Flag of Kazakhstan | Srivideo
The current flag of Kazakhstan or Kazakh flag was adopted on 4 June 1992, replacing the flag of the Kazakh Soviet Socialist Republic. The flag was designed by Shaken Niyazbekov. The color choices had preserved the blue and gold from the Soviet era flag minus the red.
The national flag of the Republic of Kazakhstan has a gold sun with 32 rays above a soaring golden steppe eagle, both centered on a sky blue background; the hoist side displays a national ornamental pattern "koshkar-muiz" (the horns of the ram) in gold; the blue color is of religious significance to the Turkic peoples of the country, and so symbolizes cultural and ethnic unity; it also represents the endless sky as well as water; the sun, a source of life and energy, exemplifies wealth and plenitude; the sun's rays are shaped like grain, which is the basis of abundance and prosperity; the eagle has appeared on the flags of Kazakh tribes for centuries and represents freedom, power, and the flight to the future. The width of the flag to its length is 1:2.

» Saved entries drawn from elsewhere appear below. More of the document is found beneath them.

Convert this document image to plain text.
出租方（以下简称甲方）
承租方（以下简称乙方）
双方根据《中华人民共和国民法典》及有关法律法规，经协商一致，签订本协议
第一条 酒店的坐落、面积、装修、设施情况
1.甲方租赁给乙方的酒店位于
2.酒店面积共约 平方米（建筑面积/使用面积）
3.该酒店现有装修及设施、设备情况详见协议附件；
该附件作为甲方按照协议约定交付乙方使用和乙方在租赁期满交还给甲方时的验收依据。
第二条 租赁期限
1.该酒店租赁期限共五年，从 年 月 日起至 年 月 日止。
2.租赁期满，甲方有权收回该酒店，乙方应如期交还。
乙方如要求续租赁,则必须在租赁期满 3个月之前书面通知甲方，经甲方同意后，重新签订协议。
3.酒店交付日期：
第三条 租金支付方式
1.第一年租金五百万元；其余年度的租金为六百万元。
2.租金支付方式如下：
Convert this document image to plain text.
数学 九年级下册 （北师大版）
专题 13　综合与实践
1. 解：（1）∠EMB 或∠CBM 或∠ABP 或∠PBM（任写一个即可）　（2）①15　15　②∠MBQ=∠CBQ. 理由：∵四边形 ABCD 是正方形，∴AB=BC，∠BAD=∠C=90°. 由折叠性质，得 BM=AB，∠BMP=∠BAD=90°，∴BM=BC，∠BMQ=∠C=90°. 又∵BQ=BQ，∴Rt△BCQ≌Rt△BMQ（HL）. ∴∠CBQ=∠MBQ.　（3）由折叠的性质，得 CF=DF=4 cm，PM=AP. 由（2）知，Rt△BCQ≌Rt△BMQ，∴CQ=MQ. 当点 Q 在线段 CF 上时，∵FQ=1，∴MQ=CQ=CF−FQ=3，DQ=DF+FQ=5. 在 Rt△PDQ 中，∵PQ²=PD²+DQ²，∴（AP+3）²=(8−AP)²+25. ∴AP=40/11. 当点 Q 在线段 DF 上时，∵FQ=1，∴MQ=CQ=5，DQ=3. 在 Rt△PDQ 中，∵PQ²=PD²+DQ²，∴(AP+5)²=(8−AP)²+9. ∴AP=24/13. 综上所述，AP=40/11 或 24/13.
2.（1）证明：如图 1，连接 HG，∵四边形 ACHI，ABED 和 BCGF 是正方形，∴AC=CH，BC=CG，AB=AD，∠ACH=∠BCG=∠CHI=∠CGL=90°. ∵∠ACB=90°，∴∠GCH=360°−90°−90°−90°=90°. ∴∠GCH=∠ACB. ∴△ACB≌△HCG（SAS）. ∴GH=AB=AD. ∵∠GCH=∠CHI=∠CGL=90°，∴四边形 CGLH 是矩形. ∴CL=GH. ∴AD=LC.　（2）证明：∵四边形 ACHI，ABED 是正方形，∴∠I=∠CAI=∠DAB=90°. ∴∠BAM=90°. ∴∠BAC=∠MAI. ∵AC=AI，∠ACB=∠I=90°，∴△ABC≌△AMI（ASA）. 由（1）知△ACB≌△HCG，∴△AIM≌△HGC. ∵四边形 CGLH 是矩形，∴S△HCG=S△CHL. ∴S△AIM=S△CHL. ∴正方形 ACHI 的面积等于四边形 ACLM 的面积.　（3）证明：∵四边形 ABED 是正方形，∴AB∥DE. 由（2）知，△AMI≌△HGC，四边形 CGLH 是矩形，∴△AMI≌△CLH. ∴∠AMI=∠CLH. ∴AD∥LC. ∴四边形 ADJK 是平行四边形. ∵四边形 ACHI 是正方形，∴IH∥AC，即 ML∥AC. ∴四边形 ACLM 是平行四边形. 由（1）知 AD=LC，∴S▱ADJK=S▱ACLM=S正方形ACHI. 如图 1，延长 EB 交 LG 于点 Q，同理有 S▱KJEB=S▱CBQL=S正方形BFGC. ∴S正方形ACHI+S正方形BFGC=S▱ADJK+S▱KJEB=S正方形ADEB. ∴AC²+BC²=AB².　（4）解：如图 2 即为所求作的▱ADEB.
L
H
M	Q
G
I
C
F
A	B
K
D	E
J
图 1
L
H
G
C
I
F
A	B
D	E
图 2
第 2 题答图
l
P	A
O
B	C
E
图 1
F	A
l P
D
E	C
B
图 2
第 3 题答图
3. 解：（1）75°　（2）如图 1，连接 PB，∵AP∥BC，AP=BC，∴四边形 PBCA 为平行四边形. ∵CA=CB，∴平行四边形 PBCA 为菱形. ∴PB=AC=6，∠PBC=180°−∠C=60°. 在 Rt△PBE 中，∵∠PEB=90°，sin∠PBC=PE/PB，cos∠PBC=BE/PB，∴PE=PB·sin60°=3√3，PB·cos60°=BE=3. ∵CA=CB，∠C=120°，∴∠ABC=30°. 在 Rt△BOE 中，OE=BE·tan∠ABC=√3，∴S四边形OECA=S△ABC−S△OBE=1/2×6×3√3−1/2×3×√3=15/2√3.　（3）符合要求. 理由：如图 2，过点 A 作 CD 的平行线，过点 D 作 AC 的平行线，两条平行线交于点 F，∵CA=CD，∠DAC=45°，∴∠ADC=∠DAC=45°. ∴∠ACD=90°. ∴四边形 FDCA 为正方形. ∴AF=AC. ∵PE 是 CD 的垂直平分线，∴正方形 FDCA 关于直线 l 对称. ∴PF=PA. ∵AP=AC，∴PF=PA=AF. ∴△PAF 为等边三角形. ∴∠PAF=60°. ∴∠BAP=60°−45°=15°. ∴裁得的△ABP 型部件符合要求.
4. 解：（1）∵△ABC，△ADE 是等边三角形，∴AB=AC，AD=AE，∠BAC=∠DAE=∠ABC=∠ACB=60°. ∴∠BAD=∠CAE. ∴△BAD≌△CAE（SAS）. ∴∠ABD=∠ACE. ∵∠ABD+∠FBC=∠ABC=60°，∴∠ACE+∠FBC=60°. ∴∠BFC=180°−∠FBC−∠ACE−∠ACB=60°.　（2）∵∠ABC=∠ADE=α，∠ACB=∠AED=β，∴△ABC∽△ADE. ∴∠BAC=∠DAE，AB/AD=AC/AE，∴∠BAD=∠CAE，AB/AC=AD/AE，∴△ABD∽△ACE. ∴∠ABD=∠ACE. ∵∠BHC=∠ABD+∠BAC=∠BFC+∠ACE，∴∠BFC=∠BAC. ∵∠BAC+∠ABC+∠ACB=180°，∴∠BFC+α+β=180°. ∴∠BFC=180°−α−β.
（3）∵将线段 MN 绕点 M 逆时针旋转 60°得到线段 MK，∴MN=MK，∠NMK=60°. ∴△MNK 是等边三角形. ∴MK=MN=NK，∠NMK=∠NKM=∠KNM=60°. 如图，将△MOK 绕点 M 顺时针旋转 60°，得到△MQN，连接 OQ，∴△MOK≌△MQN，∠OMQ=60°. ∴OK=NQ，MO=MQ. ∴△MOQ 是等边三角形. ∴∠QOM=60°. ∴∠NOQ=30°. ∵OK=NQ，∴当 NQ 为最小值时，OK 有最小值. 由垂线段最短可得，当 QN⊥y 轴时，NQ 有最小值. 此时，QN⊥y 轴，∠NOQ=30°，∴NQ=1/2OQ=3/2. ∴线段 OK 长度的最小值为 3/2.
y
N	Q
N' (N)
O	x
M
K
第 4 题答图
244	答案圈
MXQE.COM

The gold and blue colors were inherited from the former Soviet flag which were the gold from the hammer and sickle and the cyan bar from the bottom of the flag. The pattern represents the art and cultural traditions of the old khanate and the Kazakh people. The sky blue background symbolizes the peace, freedom, cultural, and ethnic unity of Kazakh people including the various Turkic peoples that make up the present-day population such as the Kazakhs, Tatars, Uyghurs, Uzbeks, as well as the significant Mongol and Russian peoples. The sun represents a source of life and energy. It is also a symbol of wealth and abundance; the sun's rays are a symbol of the steppe's grain which is the basis of abundance and prosperity.
People of different Kazakh tribes had the golden eagle on their flags for centuries. The eagle symbolizes the power of the state. For the modern nation of Kazakhstan the eagle is a symbol of independence, freedom and flight to the future.